Definida a fonte de recursos, o governo encaminhará imediatamente o
projeto à Assembléia Legislativa, esperando sua aprovação para dar início
à montagem do plano. “O desenho do plano está pronto, o cálculo
atuarial está feito”, conta Follador. “Nosso fundo de pensão será, quanto à
sua natureza jurídica, uma empresa de direito privado e, mais
especificamente, um serviço social autônomo”.
O Paraná foi o primeiro estado a criar um movimento por fundos de
pensão para os seus funcionários públicos, um ano atrás. Segundo
Follador, os secretários gaúcho, catarinense, mineiro e capixaba de
administração estiveram com ele para conhecer detalhes do plano
paranaense. “A intenção de todos é escapar da bomba relógio que se está
montando, pois as aposentadorias estão sendo dadas para trabalhadores
cada vez mais jovens e os aposentados vivem cada vez mais”,
explica. “Muitos inativos e pensionistas acabam vivendo 30 anos após a
aposentadoria ou pensão”.
Na prática, aposentados com vida longa após a aposentadoria recebem
proventos integrais por um período igual ao que contribuíram com uma
parte apenas do salário. É a base do desequilíbrio do sistema. Por isso,
cogita-se de estender as contribuições também aos aposentados. O
secretário Carmona, de São Paulo, é um dos defensores dessa
idéia. “Nosso maior problema está em como financiar as aposentadorias
atuais, e achamos que uma das saídas é fazer os aposentados
contribuírem para o plano”, adianta. “A geração atual não pode arcar
sozinha com o ônus de pagar os benefícios de quem se aposentou lá
atrás”.
Direitos – O presidente da comissão de licitação de São Paulo, Benedito
Chiaradia, acha que dificilmente essa proposta tem chance de passar na
Assembléia. “Existem direitos adquiridos, que devem ser respeitados”,
afirma.
Esses direitos adquiridos, entre outras coisas, devem levar os estados a
optar pelo regime de benefício definido na formatação do plano, uma vez
que o estatuto do funcionário público estabelece que a aposentadoria será
paga pelo valor do último salário da ativa, o que é a mesma coisa que
obrigar à opção pelo BD. O Paraná dá isso como certo, conta Follador.

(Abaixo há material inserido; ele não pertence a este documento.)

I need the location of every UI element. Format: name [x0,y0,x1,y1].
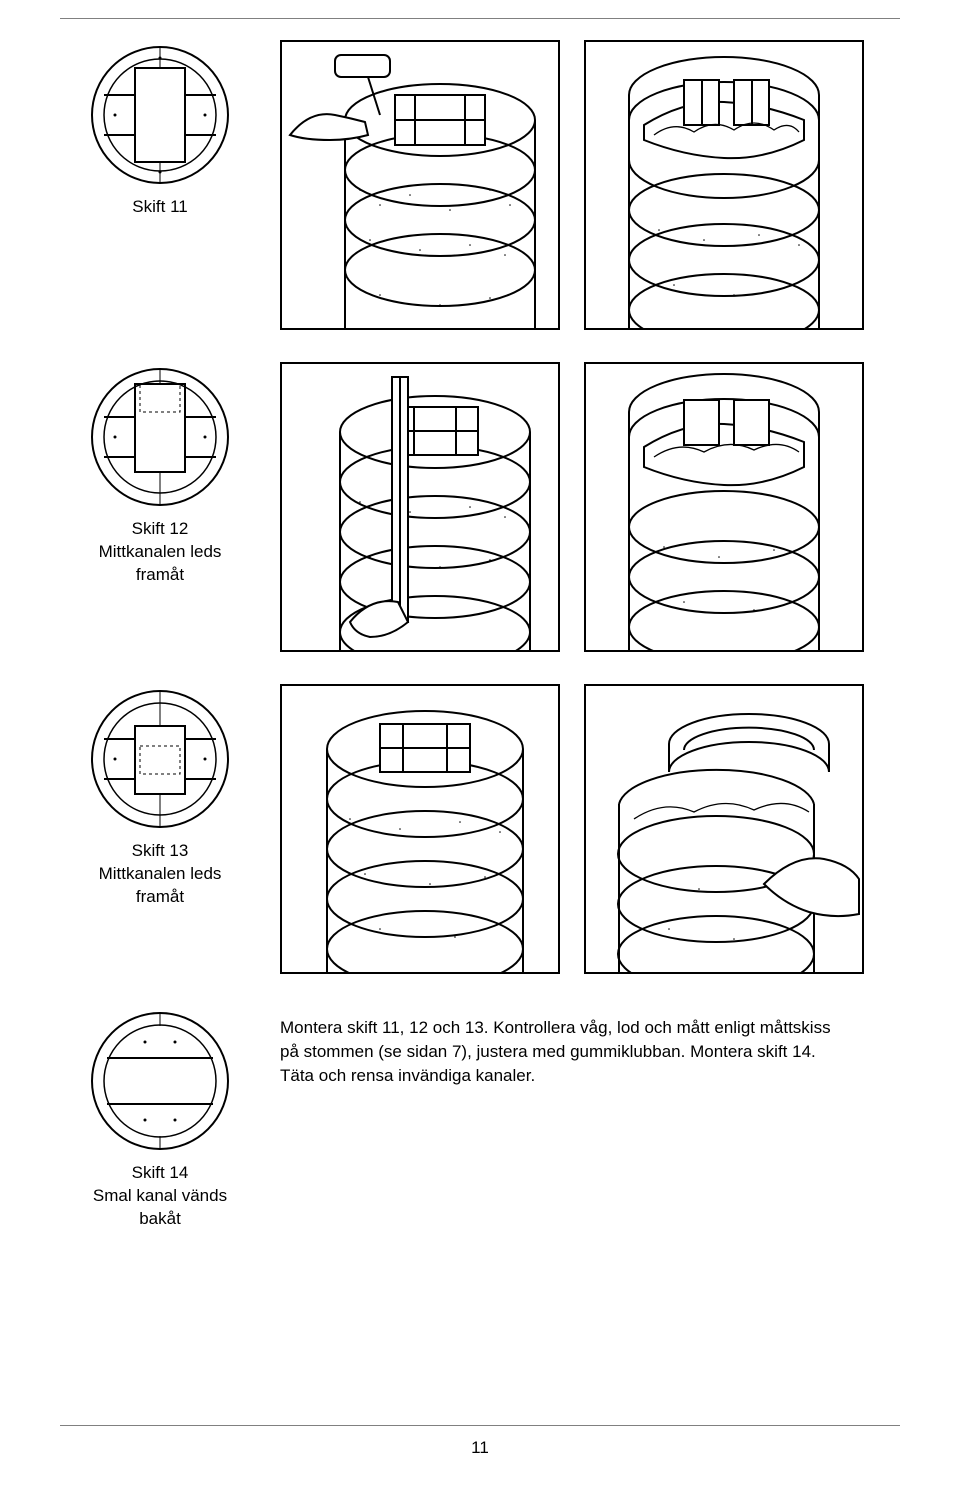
left-col-3: Skift 13Mittkanalen ledsframåt [60,684,260,909]
bottom-rule [60,1425,900,1426]
top-rule [60,18,900,19]
caption-skift-14: Skift 14Smal kanal vändsbakåt [93,1162,227,1231]
page-content: Skift 11 [60,40,900,1406]
diagram-skift-11 [85,40,235,190]
page-number: 11 [0,1438,960,1458]
diagram-skift-13 [85,684,235,834]
illus-11-a [280,40,560,330]
left-col-4: Skift 14Smal kanal vändsbakåt [60,1006,260,1231]
caption-skift-11: Skift 11 [132,196,187,219]
left-col-2: Skift 12Mittkanalen ledsframåt [60,362,260,587]
diagram-skift-14 [85,1006,235,1156]
illus-12-b [584,362,864,652]
instruction-text: Montera skift 11, 12 och 13. Kontrollera… [280,1006,840,1087]
illus-12-a [280,362,560,652]
row-skift-12: Skift 12Mittkanalen ledsframåt [60,362,900,652]
right-col-1 [260,40,900,330]
row-skift-14: Skift 14Smal kanal vändsbakåt Montera sk… [60,1006,900,1231]
right-col-2 [260,362,900,652]
caption-skift-13: Skift 13Mittkanalen ledsframåt [99,840,222,909]
illus-11-b [584,40,864,330]
illus-13-b [584,684,864,974]
illus-13-a [280,684,560,974]
caption-skift-12: Skift 12Mittkanalen ledsframåt [99,518,222,587]
diagram-skift-12 [85,362,235,512]
row-skift-13: Skift 13Mittkanalen ledsframåt [60,684,900,974]
left-col-1: Skift 11 [60,40,260,219]
right-col-4: Montera skift 11, 12 och 13. Kontrollera… [260,1006,900,1087]
right-col-3 [260,684,900,974]
row-skift-11: Skift 11 [60,40,900,330]
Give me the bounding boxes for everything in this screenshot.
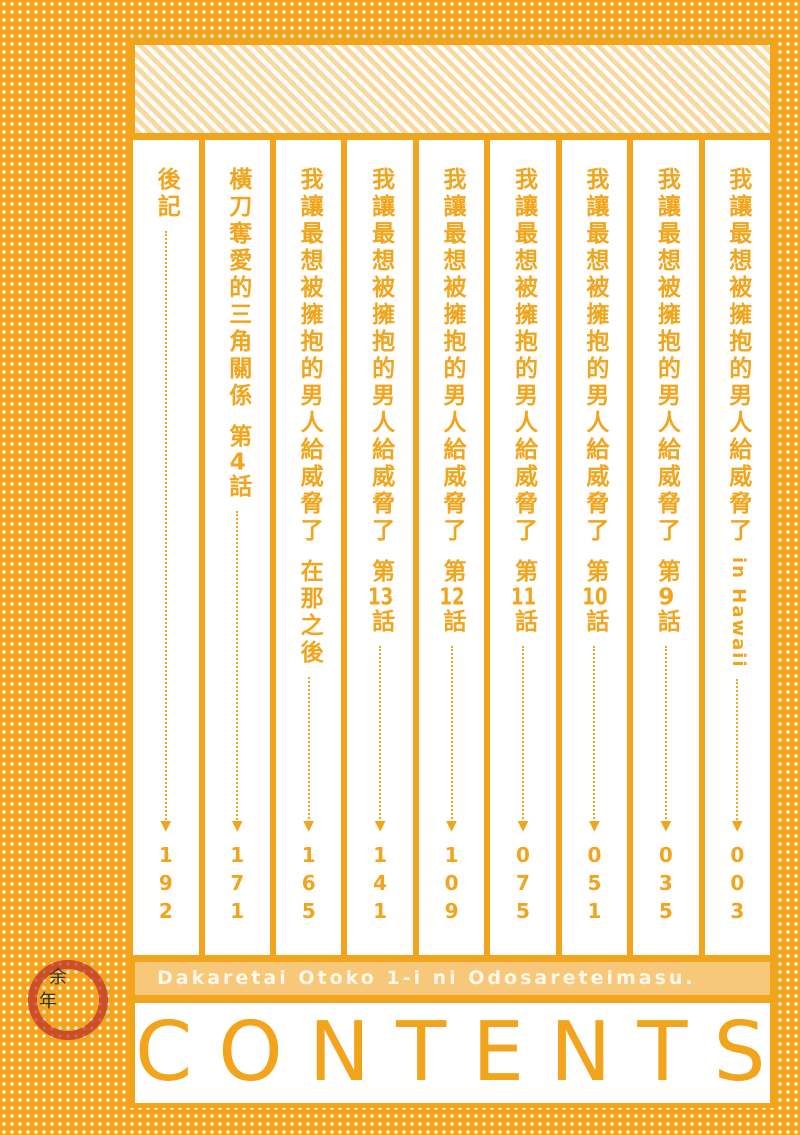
entry-title: 我讓最想被擁抱的男人給威脅了第11話	[510, 167, 537, 636]
arrow-down-icon: ▼	[731, 818, 743, 834]
arrow-down-icon: ▼	[660, 818, 672, 834]
leader-dots	[236, 511, 239, 823]
leader-dots	[521, 646, 524, 823]
toc-entry[interactable]: 我讓最想被擁抱的男人給威脅了第11話 ▼ 075	[490, 140, 556, 955]
entry-title: 我讓最想被擁抱的男人給威脅了第9話	[653, 167, 680, 636]
leader-dots	[664, 646, 667, 823]
arrow-down-icon: ▼	[589, 818, 600, 834]
toc-entry[interactable]: 我讓最想被擁抱的男人給威脅了在那之後 ▼ 165	[275, 140, 342, 955]
entry-title: 後記	[153, 167, 180, 221]
entry-title: 我讓最想被擁抱的男人給威脅了在那之後	[296, 167, 323, 667]
toc-columns: 我讓最想被擁抱的男人給威脅了 in Hawaii ▼ 003 我讓最想被擁抱的男人…	[133, 140, 770, 955]
page-number: 075	[510, 843, 535, 927]
entry-title: 我讓最想被擁抱的男人給威脅了第10話	[581, 167, 608, 636]
leader-dots	[164, 231, 167, 823]
series-subtitle: Dakaretai Otoko 1-i ni Odosareteimasu.	[135, 962, 770, 995]
toc-entry[interactable]: 我讓最想被擁抱的男人給威脅了第13話 ▼ 141	[347, 140, 413, 955]
arrow-down-icon: ▼	[374, 818, 386, 834]
toc-entry[interactable]: 我讓最想被擁抱的男人給威脅了第12話 ▼ 109	[418, 140, 485, 955]
page-number: 003	[725, 843, 750, 927]
arrow-down-icon: ▼	[446, 818, 457, 834]
entry-title: 橫刀奪愛的三角關係第4話	[224, 167, 251, 501]
toc-entry[interactable]: 我讓最想被擁抱的男人給威脅了第9話 ▼ 035	[633, 140, 699, 955]
leader-dots	[379, 646, 382, 823]
leader-dots	[307, 677, 310, 823]
striped-header-band	[135, 45, 770, 133]
toc-entry[interactable]: 後記 ▼ 192	[133, 140, 199, 955]
toc-entry[interactable]: 我讓最想被擁抱的男人給威脅了 in Hawaii ▼ 003	[704, 140, 770, 955]
page-number: 171	[225, 843, 250, 927]
toc-entry[interactable]: 我讓最想被擁抱的男人給威脅了第10話 ▼ 051	[561, 140, 628, 955]
page-number: 051	[582, 843, 607, 927]
page-number: 109	[439, 843, 464, 927]
entry-title: 我讓最想被擁抱的男人給威脅了 in Hawaii	[724, 167, 751, 669]
leader-dots	[450, 646, 453, 823]
watermark-seal: 余年	[28, 960, 108, 1040]
page-number: 035	[653, 843, 678, 927]
entry-title: 我讓最想被擁抱的男人給威脅了第13話	[367, 167, 394, 636]
arrow-down-icon: ▼	[231, 818, 243, 834]
toc-entry[interactable]: 橫刀奪愛的三角關係第4話 ▼ 171	[204, 140, 270, 955]
contents-heading: CONTENTS	[135, 1003, 770, 1103]
arrow-down-icon: ▼	[160, 818, 172, 834]
page-number: 165	[296, 843, 321, 927]
page-number: 141	[368, 843, 393, 927]
contents-frame: 我讓最想被擁抱的男人給威脅了 in Hawaii ▼ 003 我讓最想被擁抱的男人…	[130, 40, 775, 1108]
leader-dots	[736, 678, 739, 823]
arrow-down-icon: ▼	[303, 818, 315, 834]
leader-dots	[593, 646, 596, 823]
page-number: 192	[153, 843, 178, 927]
entry-title: 我讓最想被擁抱的男人給威脅了第12話	[439, 167, 466, 636]
arrow-down-icon: ▼	[517, 818, 529, 834]
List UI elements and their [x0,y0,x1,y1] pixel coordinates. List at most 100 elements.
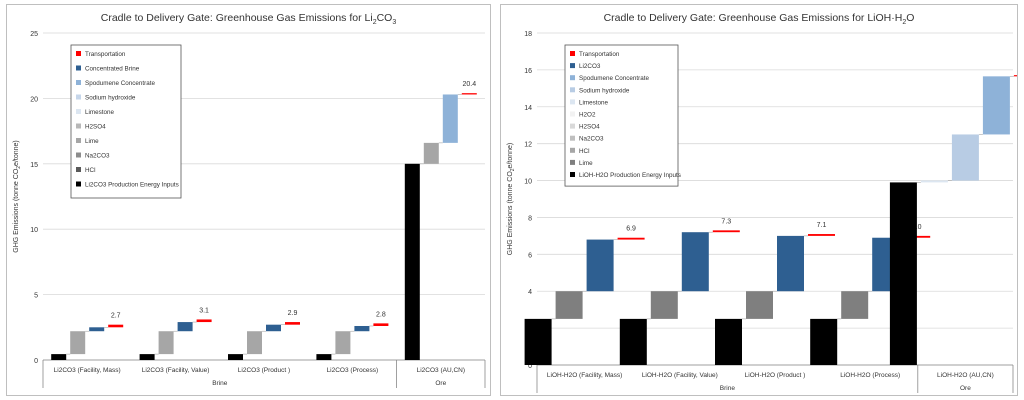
legend-swatch [570,99,575,105]
total-data-label: 2.7 [111,313,121,320]
y-tick-label: 12 [524,142,532,149]
waterfall-bar [89,327,105,332]
y-tick-label: 8 [528,215,532,222]
x-tick-label: LiOH-H2O (Product ) [745,372,806,379]
legend-swatch [570,111,575,117]
legend-label: Spodumene Concentrate [579,75,650,82]
waterfall-bar [423,142,439,164]
legend-swatch [76,181,81,187]
waterfall-bar [841,291,869,319]
chart-panel-lioh: Cradle to Delivery Gate: Greenhouse Gas … [500,4,1018,396]
x-tick-label: Li2CO3 (Facility, Mass) [54,367,121,374]
legend-label: H2SO4 [579,124,600,131]
legend-box [564,44,679,187]
y-tick-label: 10 [30,227,38,234]
legend-swatch [76,138,81,143]
legend-swatch [76,94,81,100]
waterfall-bar [650,291,678,319]
chart-title: Cradle to Delivery Gate: Greenhouse Gas … [604,12,915,26]
waterfall-bar [555,291,583,319]
x-tick-label: LiOH-H2O (Facility, Mass) [547,372,622,379]
legend-label: Na2CO3 [579,136,604,143]
legend-swatch [570,87,575,93]
legend-swatch [570,135,575,141]
waterfall-bar [373,323,389,326]
total-data-label: 6.9 [626,226,636,233]
y-tick-label: 0 [34,358,38,365]
y-axis-label: GHG Emissions (tonne CO2e/tonne) [507,143,516,256]
legend-label: HCl [85,167,96,174]
legend-swatch [570,63,575,69]
waterfall-bar [228,354,243,360]
waterfall-bar [354,325,370,332]
legend-swatch [570,159,575,165]
y-tick-label: 10 [524,179,532,186]
total-data-label: 7.3 [721,218,731,225]
y-axis-label: GHG Emissions (tonne CO2e/tonne) [13,140,22,253]
group-label: Ore [960,385,971,392]
legend-label: Li2CO3 Production Energy Inputs [85,182,179,189]
legend-label: Limestone [579,99,609,106]
legend-label: Transportation [85,51,126,58]
y-tick-label: 16 [524,68,532,75]
legend-label: Li2CO3 [579,63,601,70]
waterfall-bar [70,331,86,355]
legend-label: HCl [579,148,590,155]
waterfall-bar [712,230,740,233]
waterfall-bar [586,239,614,292]
legend-label: Sodium hydroxide [579,87,630,94]
waterfall-bar [715,318,742,365]
x-tick-label: Li2CO3 (Facility, Value) [142,367,210,374]
legend-box [70,44,182,199]
y-tick-label: 15 [30,162,38,169]
waterfall-bar [1013,75,1017,77]
waterfall-bar [810,318,838,365]
legend-label: Spodumene Concentrate [85,80,156,87]
legend-swatch [570,172,575,177]
x-tick-label: Li2CO3 (Product ) [238,367,290,374]
waterfall-bar [285,322,300,325]
waterfall-bar [335,331,351,355]
legend-label: Na2CO3 [85,153,110,160]
y-tick-label: 18 [524,31,532,38]
legend-label: Lime [579,160,593,167]
waterfall-bar [177,322,193,332]
waterfall-bar [617,237,645,240]
legend-swatch [570,51,575,56]
x-tick-label: LiOH-H2O (Facility, Value) [642,372,718,379]
legend-label: H2SO4 [85,124,106,131]
legend-label: Sodium hydroxide [85,95,136,102]
chart-li2co3: Cradle to Delivery Gate: Greenhouse Gas … [13,12,486,388]
waterfall-bar [524,318,552,365]
legend-swatch [76,51,81,56]
waterfall-bar [982,76,1010,135]
waterfall-bar [442,94,458,143]
legend-swatch [76,80,81,85]
total-data-label: 2.8 [376,311,386,318]
legend-swatch [76,123,81,129]
waterfall-bar [108,324,124,328]
waterfall-bar [777,235,804,292]
legend-label: Concentrated Brine [85,66,140,73]
group-label: Brine [212,380,228,387]
total-data-label: 3.1 [199,307,209,314]
total-data-label: 20.4 [462,81,476,88]
waterfall-bar [681,232,709,292]
waterfall-bar [247,331,262,355]
waterfall-bar [158,331,174,355]
legend-swatch [570,147,575,153]
legend-label: Lime [85,138,99,145]
y-tick-label: 5 [34,293,38,300]
y-tick-label: 20 [30,96,38,103]
legend-swatch [76,65,81,71]
waterfall-bar [461,93,477,95]
group-label: Brine [720,385,736,392]
x-tick-label: LiOH-H2O (Process) [840,372,900,379]
waterfall-bar [404,163,420,360]
waterfall-bar [619,318,647,365]
legend-swatch [76,152,81,158]
y-tick-label: 14 [524,105,532,112]
waterfall-bar [808,234,835,236]
x-tick-label: Li2CO3 (Process) [327,367,379,374]
y-tick-label: 4 [528,289,532,296]
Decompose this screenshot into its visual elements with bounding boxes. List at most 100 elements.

Carmona, nem tanto. “A Constituição gera direitos que, de certa forma,
acabam obrigatoriamente criando benefícios definidos. Precisamos de uma
solução para quem está no sistema agora e não para quem vive dos
direitos adquiridos”, ressalta.
Segundo ele, achar alternativas à essas questões é tarefa da empresa
vencedora da concorrência. No edital, o governo exige estudos detalhado
em quatro frentes: jurídica, técnico-atuarial, financeira e organizacional,
com pelo menos três alternativas viáveis de plano. Exige ainda a definição
de uma política de recursos humanos, a especificação da origem dos
recursos financeiros, a criação de uma carteira de empréstimos aos
servidores, um padrão mínimo de seguridade, adoção de modelos de
capitalização e repartição de capital de cobertura, além de instituir o uso
de instrumentos de gestão de riscos.
Estipula ainda que a empresa vencedora sinalize para uma
descentralização, ou seja, para a criação de vários fundos ao invés de um
único. Assim, o estado de São Paulo teria, por exemplo, o fundo de
pensão das universidades, da Justiça, etc. A intenção é evitar a
concentração para “diluir os riscos”, explica Carmona.
Além disso, sugere a participação dos servidores na administração do
fundo, a possibilidade de contratar terceiros para gerenciamento dos
recursos, sejam empresas nacionais ou estrangeiros, a portabilidade da
poupança, o controle dos investimentos por parte do participante e a
incorporação dos ganhos financeiros à poupança.
De acordo com Carmona, para que esses fundos começem a operar já em
1.998, o governo paulista deve propor à Assembléia Legislativa, de
imediato, uma lei que estipule a contribuição para efeito de aposentadoria
dos servidores estaduais, o que facilitará a aprovação do estudo técnico
pelos deputados, quando o projeto chegar.